Recall the rules of quaternion multiplication are given by
$$\begin{matrix} ij=k, & ik=-j, & jk=i \\ ji=-k, & ki=j, & kj=-i. \end{matrix}$$
If $i,j,k$ are interpreted as the standard basis vectors in $\R^3$, then multiplication corresponds precisely to the cross product! I've always wondered why, and I finally managed to find a satisfactory explanation.
I was directly inspired by wy.22/6/2021 where I derived $\Aut(Q_8)$. In particular I had the idea of interpreting the product $ijk$ as the $3\times3$ matrix $I=(i\ j\ k)$, and interpreting the equality $ijk=-1$ as saying that $I$ has positive orientation. (It is weird that $-1$ should correspond to positive orientation, but it doesn't lead to any major problems.)

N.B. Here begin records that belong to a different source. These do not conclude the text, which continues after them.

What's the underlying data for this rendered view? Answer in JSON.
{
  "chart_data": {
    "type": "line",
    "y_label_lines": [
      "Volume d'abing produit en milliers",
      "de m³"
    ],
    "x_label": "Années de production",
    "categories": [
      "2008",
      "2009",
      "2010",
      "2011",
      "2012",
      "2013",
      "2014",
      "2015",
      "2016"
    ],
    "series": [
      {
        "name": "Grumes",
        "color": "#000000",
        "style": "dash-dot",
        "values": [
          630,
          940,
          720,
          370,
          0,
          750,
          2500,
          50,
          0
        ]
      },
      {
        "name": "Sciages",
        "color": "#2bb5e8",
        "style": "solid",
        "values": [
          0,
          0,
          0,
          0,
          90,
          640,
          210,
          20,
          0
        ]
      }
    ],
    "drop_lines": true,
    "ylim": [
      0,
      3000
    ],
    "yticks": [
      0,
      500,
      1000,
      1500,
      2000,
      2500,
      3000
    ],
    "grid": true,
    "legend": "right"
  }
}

In general, if $a,b,c$ is a permutation of $i,j,k$ then the sign of the product $abc$ is equal to (the opposite of) the orientation of the matrix $(a\ b\ c)$. This is because every permutation can be decomposed into transpositions, and transpositions flip both the sign of the product $abc$ and the orientation of $(a\ b\ c)$. For instance, $ij=-ji$ so $jik=1$, and indeed $(j\ i\ k)$ has negative orientation. Therefore, for $abc=-1$ to be true, we must have $c=a\times b$, so that by the property of cross product $(a\ b\ c)$ has positive orientation.
This argument easily generalises if we allow $a,b,c$ to be signed, i.e. take values in $\{\pm i,\pm j,\pm k\}$.